Il est urgent d’envisager autre chose !

 

S’il est indéniable que la digitalisation et la robotisation de l’activité économique devraient continuer à permettre de diminuer les tâches répétitives et pénibles, et contribuer à accroître le niveau de qualité et de productivité, néanmoins ceci devrait réduire significativement les postes de travail gérés par l’homme. Certes de nouveaux métiers, de nouveaux services vont et devraient émerger mais ils ne compenseront qu’en faible partie ces « postes réattribués ».

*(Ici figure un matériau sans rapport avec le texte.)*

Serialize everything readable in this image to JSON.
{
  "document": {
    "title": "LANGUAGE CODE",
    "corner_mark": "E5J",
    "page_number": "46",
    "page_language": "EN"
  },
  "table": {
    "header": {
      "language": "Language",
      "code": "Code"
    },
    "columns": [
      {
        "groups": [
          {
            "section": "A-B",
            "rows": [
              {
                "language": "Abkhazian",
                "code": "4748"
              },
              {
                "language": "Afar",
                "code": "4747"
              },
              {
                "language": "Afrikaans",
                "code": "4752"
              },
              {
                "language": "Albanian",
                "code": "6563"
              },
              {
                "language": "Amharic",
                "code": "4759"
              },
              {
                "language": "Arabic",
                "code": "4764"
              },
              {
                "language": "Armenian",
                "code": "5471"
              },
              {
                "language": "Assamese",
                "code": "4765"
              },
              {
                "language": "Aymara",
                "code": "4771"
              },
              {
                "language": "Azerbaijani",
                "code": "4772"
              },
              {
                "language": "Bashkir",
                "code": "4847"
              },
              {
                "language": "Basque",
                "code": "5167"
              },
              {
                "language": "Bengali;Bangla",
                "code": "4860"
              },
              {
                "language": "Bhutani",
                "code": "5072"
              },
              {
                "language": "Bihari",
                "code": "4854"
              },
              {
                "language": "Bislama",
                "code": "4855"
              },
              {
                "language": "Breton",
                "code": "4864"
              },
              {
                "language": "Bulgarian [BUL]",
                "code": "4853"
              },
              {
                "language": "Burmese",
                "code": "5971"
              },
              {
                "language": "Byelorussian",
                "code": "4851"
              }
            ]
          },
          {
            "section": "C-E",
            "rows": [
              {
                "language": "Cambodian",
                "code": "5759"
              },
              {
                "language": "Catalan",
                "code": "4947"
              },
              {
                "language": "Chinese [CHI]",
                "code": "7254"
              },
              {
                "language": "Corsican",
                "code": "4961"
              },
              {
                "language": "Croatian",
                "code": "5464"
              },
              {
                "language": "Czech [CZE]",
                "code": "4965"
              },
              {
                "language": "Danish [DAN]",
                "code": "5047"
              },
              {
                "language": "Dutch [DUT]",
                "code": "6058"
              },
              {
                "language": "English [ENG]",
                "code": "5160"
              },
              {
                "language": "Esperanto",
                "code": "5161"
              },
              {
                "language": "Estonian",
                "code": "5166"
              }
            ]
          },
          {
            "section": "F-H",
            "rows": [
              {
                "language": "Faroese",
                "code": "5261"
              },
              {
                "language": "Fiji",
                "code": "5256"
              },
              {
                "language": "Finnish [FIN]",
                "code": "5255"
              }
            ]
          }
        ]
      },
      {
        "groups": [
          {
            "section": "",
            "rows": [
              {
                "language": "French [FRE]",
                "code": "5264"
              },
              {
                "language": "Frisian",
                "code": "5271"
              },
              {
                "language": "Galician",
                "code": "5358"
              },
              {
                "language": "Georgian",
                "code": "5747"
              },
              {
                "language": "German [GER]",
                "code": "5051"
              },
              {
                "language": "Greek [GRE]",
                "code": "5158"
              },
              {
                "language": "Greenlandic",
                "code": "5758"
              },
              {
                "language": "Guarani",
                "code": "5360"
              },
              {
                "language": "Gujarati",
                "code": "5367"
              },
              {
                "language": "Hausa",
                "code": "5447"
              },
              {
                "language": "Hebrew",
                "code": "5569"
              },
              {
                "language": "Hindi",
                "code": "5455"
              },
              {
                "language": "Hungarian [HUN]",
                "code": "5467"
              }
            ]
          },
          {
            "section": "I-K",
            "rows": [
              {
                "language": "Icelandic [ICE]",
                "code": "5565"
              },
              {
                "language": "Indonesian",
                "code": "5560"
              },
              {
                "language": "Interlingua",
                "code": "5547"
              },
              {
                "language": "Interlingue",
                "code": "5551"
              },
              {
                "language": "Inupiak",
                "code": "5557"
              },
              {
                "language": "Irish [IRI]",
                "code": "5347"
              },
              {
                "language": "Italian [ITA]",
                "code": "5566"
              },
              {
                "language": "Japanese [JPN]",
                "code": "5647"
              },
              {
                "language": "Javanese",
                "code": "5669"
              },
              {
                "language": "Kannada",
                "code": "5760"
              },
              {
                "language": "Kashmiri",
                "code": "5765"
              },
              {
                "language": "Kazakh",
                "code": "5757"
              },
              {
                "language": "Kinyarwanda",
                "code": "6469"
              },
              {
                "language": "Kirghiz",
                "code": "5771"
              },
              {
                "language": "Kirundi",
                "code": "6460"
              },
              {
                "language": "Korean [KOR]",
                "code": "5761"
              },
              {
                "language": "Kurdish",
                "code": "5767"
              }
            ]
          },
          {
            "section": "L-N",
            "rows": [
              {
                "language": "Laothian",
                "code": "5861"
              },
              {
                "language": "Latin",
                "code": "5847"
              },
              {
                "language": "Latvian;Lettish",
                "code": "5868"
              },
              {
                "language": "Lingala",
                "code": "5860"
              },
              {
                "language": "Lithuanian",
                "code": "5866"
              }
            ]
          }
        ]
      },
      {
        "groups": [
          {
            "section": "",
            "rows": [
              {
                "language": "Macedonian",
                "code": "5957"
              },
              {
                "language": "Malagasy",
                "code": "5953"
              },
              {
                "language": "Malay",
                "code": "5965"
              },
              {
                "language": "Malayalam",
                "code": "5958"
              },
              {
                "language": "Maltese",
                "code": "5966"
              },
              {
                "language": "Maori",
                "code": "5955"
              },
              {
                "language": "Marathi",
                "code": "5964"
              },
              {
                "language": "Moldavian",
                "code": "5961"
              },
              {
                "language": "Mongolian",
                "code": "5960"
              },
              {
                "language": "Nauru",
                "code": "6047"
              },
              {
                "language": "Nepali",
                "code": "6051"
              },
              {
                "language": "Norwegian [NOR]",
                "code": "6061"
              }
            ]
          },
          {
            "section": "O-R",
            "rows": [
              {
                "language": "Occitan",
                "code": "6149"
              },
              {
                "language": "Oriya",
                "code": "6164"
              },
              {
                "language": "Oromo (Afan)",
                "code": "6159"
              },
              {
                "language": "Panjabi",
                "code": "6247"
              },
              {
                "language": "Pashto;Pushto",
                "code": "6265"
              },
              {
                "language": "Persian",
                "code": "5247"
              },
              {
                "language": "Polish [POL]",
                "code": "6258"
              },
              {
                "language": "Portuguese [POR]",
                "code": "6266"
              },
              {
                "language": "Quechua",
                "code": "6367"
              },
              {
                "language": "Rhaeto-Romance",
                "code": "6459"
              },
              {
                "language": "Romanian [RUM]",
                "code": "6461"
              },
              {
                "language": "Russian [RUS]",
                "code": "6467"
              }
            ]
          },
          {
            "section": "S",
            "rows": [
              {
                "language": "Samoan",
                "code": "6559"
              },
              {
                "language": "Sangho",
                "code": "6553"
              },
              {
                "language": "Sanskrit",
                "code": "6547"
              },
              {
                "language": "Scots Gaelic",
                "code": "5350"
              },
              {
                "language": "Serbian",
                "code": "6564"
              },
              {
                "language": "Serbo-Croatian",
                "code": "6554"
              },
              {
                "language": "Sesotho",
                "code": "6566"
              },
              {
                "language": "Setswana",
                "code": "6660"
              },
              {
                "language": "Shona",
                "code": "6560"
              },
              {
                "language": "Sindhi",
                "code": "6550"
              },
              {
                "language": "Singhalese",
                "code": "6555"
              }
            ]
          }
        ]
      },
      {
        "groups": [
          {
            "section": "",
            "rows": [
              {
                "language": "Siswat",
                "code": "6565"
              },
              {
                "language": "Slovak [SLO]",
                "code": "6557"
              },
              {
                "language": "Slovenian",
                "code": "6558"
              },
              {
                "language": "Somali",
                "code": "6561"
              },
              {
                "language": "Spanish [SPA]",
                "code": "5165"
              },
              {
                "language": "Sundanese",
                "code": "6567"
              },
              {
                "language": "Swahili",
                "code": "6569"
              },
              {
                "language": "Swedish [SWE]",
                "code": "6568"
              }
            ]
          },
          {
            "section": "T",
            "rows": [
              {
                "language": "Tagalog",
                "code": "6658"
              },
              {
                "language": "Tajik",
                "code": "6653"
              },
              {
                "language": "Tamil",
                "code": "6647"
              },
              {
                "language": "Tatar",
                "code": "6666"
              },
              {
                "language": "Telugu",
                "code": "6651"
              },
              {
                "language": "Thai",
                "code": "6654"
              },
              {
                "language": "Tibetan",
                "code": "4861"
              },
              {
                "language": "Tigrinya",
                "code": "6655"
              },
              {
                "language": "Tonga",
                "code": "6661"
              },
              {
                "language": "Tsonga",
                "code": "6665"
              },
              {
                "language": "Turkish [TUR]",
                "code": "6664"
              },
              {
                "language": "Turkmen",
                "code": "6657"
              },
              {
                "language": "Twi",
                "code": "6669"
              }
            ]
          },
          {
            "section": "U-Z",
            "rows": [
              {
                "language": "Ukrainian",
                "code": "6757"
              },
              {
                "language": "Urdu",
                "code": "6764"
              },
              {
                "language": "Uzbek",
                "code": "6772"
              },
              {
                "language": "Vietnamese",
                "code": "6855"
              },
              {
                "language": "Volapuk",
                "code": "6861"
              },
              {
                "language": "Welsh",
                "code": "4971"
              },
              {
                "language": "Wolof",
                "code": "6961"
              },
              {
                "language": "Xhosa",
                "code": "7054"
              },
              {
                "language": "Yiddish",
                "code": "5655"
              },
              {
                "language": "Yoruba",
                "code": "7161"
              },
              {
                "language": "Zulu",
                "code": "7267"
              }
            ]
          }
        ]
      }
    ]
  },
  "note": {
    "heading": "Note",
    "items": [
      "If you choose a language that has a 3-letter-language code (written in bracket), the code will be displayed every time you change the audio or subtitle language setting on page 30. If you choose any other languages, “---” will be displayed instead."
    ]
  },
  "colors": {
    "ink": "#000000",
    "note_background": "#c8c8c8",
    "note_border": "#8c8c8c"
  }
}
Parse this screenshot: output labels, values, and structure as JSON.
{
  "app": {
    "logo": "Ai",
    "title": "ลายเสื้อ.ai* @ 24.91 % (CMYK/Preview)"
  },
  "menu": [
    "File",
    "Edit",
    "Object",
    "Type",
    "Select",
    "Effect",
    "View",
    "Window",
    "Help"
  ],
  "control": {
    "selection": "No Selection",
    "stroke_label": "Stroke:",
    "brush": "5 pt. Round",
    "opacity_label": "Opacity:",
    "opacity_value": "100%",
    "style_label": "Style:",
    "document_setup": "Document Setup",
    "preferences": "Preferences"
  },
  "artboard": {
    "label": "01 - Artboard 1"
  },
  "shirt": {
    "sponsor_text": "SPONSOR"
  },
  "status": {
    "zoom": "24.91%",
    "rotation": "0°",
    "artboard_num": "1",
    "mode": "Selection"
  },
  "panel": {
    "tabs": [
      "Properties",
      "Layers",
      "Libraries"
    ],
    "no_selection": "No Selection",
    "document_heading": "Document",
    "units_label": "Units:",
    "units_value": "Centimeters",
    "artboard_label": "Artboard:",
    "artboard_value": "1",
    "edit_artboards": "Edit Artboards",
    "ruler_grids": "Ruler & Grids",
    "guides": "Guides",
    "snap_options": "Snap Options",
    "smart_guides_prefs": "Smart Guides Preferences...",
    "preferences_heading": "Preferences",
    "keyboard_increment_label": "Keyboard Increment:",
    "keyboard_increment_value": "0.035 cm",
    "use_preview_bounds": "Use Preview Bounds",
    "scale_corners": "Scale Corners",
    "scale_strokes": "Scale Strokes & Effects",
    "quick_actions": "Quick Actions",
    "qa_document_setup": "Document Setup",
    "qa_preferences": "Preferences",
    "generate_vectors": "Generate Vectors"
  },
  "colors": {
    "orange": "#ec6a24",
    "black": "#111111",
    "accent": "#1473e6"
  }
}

Un univers économique en mutation

En se reconfigurant, les entreprises souhaitent relever les défis de la productivité, de la baisse des coûts et des charges… On peut néanmoins craindre qu’à terme l’emploi humain soit perçu de plus en plus dans un certain nombre de secteurs d’activités comme un poste de coûts ! Que ce soit dans le secteur de l’alimentation, de la confection…, le remplacement des cols bleus comme des cols blancs par des robots et l’IA semble inévitable. Un rapport de la banque mondiale estimait il y a encore quelques mois qu’environ 70% des emplois pourraient être menacés dans les pays émergents, voire 70% dans les pays de l’OCDE dans le seul secteur de l’industrie textile.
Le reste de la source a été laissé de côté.